Zugang am Bauersee



Die neue Zuwegung zum Bauersee wurde am 6. Juli eröffnet. Der Andrang von Interessierten, die die Eröffnung miterleben wollten, hielt sich in Grenzen. Sehr wenige Besucher sind gekommen, darunter Gemeindevertreter Monika Kilian, Karl-Heinz Ponsel und Sebastian Meskes. So konnten sich die Bürgermeisterin, Amtsleiterin, Herr Ollrich aus dem Bauamt, die Planerin Miriam Nöbel und Christian Ertel von der gleichnamigen Firma ganz auf das neu gestaltete Ambiente konzentrieren.
Die Anlage hat 103 TE gekostet, wovon eindrittel die Gemeinde zahlt. Mit dem Zugang soll der Tourismus gefördert werden. Ob das klappt? Parkplätze sind nicht vorhanden, mit den Öffentlichen kommt der Besucher nur mit dem Bus hin. Warten wir’s ab, im Vorfeld der Diskussionen gab es da ganz unterschiedliche Erwartungshaltungen. Seltsam ist, hier wird der Tourismus gefördert und da, wo er schon vorhanden ist, wie auf dem Campingplatz, erschwert bis unmöglich gemacht.

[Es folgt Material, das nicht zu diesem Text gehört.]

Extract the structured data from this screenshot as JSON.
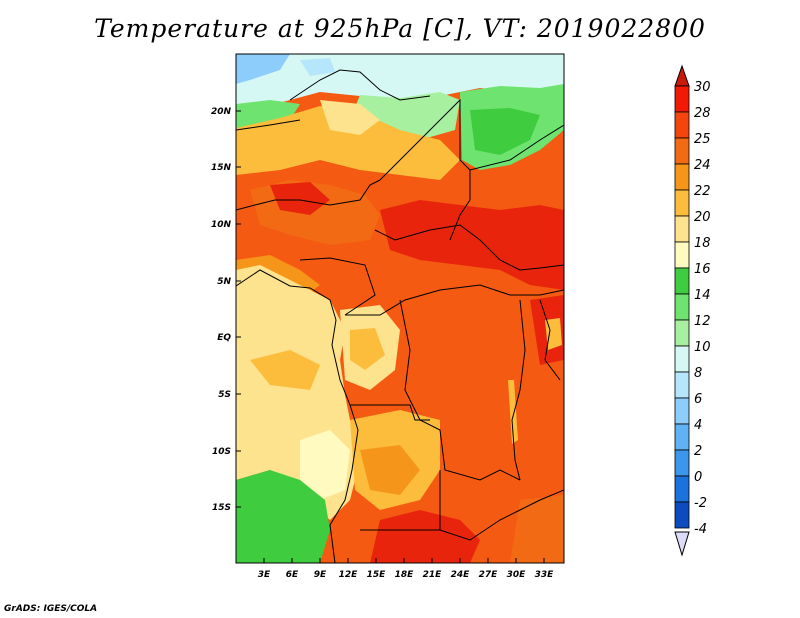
{
  "title": "Temperature at 925hPa [C], VT: 2019022800",
  "footer": "GrADS: IGES/COLA",
  "axes": {
    "lon_labels": [
      "3E",
      "6E",
      "9E",
      "12E",
      "15E",
      "18E",
      "21E",
      "24E",
      "27E",
      "30E",
      "33E"
    ],
    "lat_labels": [
      "20N",
      "15N",
      "10N",
      "5N",
      "EQ",
      "5S",
      "10S",
      "15S"
    ]
  },
  "colorbar": {
    "labels": [
      "30",
      "28",
      "25",
      "24",
      "22",
      "20",
      "18",
      "16",
      "14",
      "12",
      "10",
      "8",
      "6",
      "4",
      "2",
      "0",
      "-2",
      "-4"
    ],
    "colors": [
      "#f21a05",
      "#f5450f",
      "#f26a14",
      "#f5961a",
      "#fcbd3d",
      "#fde38e",
      "#fffac0",
      "#3fcd3f",
      "#6fe36f",
      "#a6f0a0",
      "#d5f8f5",
      "#b5e6fb",
      "#8ccdfb",
      "#5fb2f4",
      "#3c96ec",
      "#1c72dc",
      "#0d4cbe",
      "#061a88"
    ],
    "top_arrow_color": "#c81a0a",
    "bottom_arrow_color": "#dcdcf8"
  },
  "colors": {
    "hot": "#e8250c",
    "warm": "#f45a12",
    "orange": "#f5961a",
    "yellow_orange": "#fcbd3d",
    "pale_yellow": "#fde38e",
    "cream": "#fffac0",
    "green": "#3fcd3f",
    "light_green": "#6fe36f",
    "cyan_pale": "#d5f8f5",
    "blue_light": "#8ccdfb"
  }
}
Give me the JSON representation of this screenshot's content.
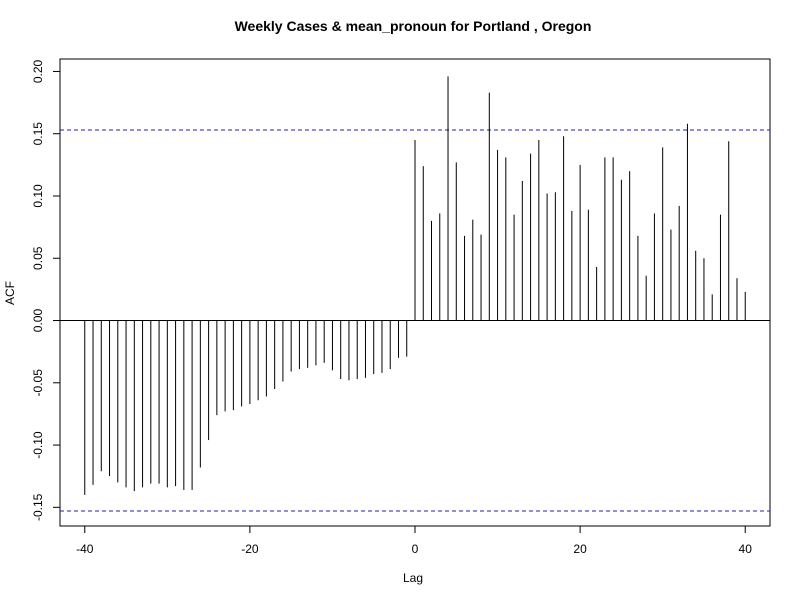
{
  "chart_data": {
    "type": "bar",
    "title": "Weekly Cases & mean_pronoun for Portland , Oregon",
    "xlabel": "Lag",
    "ylabel": "ACF",
    "xlim": [
      -43,
      43
    ],
    "ylim": [
      -0.165,
      0.21
    ],
    "x_ticks": [
      -40,
      -20,
      0,
      20,
      40
    ],
    "x_tick_labels": [
      "-40",
      "-20",
      "0",
      "20",
      "40"
    ],
    "y_ticks": [
      -0.15,
      -0.1,
      -0.05,
      0.0,
      0.05,
      0.1,
      0.15,
      0.2
    ],
    "y_tick_labels": [
      "-0.15",
      "-0.10",
      "-0.05",
      "0.00",
      "0.05",
      "0.10",
      "0.15",
      "0.20"
    ],
    "confidence_bounds": [
      0.153,
      -0.153
    ],
    "lags": [
      -40,
      -39,
      -38,
      -37,
      -36,
      -35,
      -34,
      -33,
      -32,
      -31,
      -30,
      -29,
      -28,
      -27,
      -26,
      -25,
      -24,
      -23,
      -22,
      -21,
      -20,
      -19,
      -18,
      -17,
      -16,
      -15,
      -14,
      -13,
      -12,
      -11,
      -10,
      -9,
      -8,
      -7,
      -6,
      -5,
      -4,
      -3,
      -2,
      -1,
      0,
      1,
      2,
      3,
      4,
      5,
      6,
      7,
      8,
      9,
      10,
      11,
      12,
      13,
      14,
      15,
      16,
      17,
      18,
      19,
      20,
      21,
      22,
      23,
      24,
      25,
      26,
      27,
      28,
      29,
      30,
      31,
      32,
      33,
      34,
      35,
      36,
      37,
      38,
      39,
      40
    ],
    "values": [
      -0.14,
      -0.132,
      -0.121,
      -0.125,
      -0.13,
      -0.134,
      -0.137,
      -0.134,
      -0.131,
      -0.131,
      -0.134,
      -0.133,
      -0.136,
      -0.136,
      -0.118,
      -0.096,
      -0.076,
      -0.073,
      -0.072,
      -0.069,
      -0.067,
      -0.064,
      -0.061,
      -0.055,
      -0.049,
      -0.041,
      -0.039,
      -0.038,
      -0.036,
      -0.034,
      -0.04,
      -0.047,
      -0.048,
      -0.047,
      -0.046,
      -0.043,
      -0.042,
      -0.039,
      -0.03,
      -0.029,
      0.145,
      0.124,
      0.08,
      0.086,
      0.196,
      0.127,
      0.068,
      0.081,
      0.069,
      0.183,
      0.137,
      0.131,
      0.085,
      0.112,
      0.134,
      0.145,
      0.102,
      0.103,
      0.148,
      0.088,
      0.125,
      0.089,
      0.043,
      0.131,
      0.131,
      0.113,
      0.12,
      0.068,
      0.036,
      0.086,
      0.139,
      0.073,
      0.092,
      0.158,
      0.056,
      0.05,
      0.021,
      0.085,
      0.144,
      0.034,
      0.023
    ],
    "grid": false,
    "colors": {
      "bars": "#000000",
      "ci": "#2222aa"
    }
  }
}
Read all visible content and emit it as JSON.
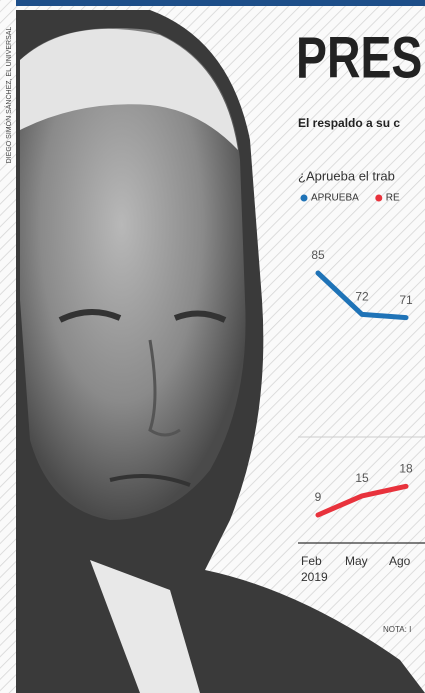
{
  "chart_data": {
    "type": "line",
    "title": "PRES",
    "subtitle": "El respaldo a su c",
    "question": "¿Aprueba el trab",
    "credit": "DIEGO SIMÓN SÁNCHEZ, EL UNIVERSAL",
    "note": "NOTA: I",
    "categories": [
      "Feb",
      "May",
      "Ago"
    ],
    "year_label": "2019",
    "series": [
      {
        "name": "APRUEBA",
        "color": "#1f73b7",
        "values": [
          85,
          72,
          71
        ]
      },
      {
        "name": "RE",
        "color": "#e8323c",
        "values": [
          9,
          15,
          18
        ]
      }
    ]
  }
}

Ob der öffentliche Zugang für das Ökosystem des Bauersees gut sein wird, da habe nicht nur ich so meine Zweifel.

  1. Alte Woltersdorferin

    Die Gartenbaufirma Christian Ertel hat sich bei der Umsetzung der gartenlandschaftlichen Gestaltung große Mühe gegeben. Danke für den ästhetischen Anblick einer kurzweiligen Augenweide ! Es sieht alles sehr gepflegt und schön aus. War ja auch teuer, dieser Luxus, von der Planung bis zur Einweihung. Und solange sich ein Gärtner tagtäglich um die Park-Pflege bemüht, könnte es auf Dauer auch so schön bleiben.
    Die Touristen mit ihren rumtollenden Kindern und Hunden, die auch nicht auf dem Pflaster bei Frauchen stehen bleiben wollen, wie auch die ersten Berliner Picknickkorb-Ausflügler und türkische Grillfreunde vom Thiergarten oder gar Wohnmobilreisende werden sich gewiss freuen, was ihnen die Woltersdorfer so alles kostenlos bieten.
    Das Interesse der Woltersdorfer selbst, hält sich in Grenzen. (Auf den Schönwetter-Fotos der Einweihung mit Sekt und Ansprache wird es ja gut dokumentiert.) Viel lieber wäre ihnen eine intakte Natur. Schließlich leben wir nicht in der Stadt, sondern auf dem Dorf. Mit vielen reparaturbedürftigen Straßen, die auch keine Bürgersteige haben, um deren Kosten sich die Gemeindeverwaltung scheut. In der Hoffnung, dass der Verfall mal derart fortgeschritten ist, und die Bürger mit 90% der Neubau-Kosten zur Kasse gezwungen werden könnten. Wer dann nicht zahlen kann, könnte mal zwangsenteignet werden. Solange die braven Bürger sich das gefallen lassen. Die neue Straße und die schöne Parkanlage mit Blick in die Natur könnten sie dann auch nicht mehr nutzen. … Aber die Fotos eines schönen Augenblickes werden die Zeit der schnelllebigen Veränderungen überdauern.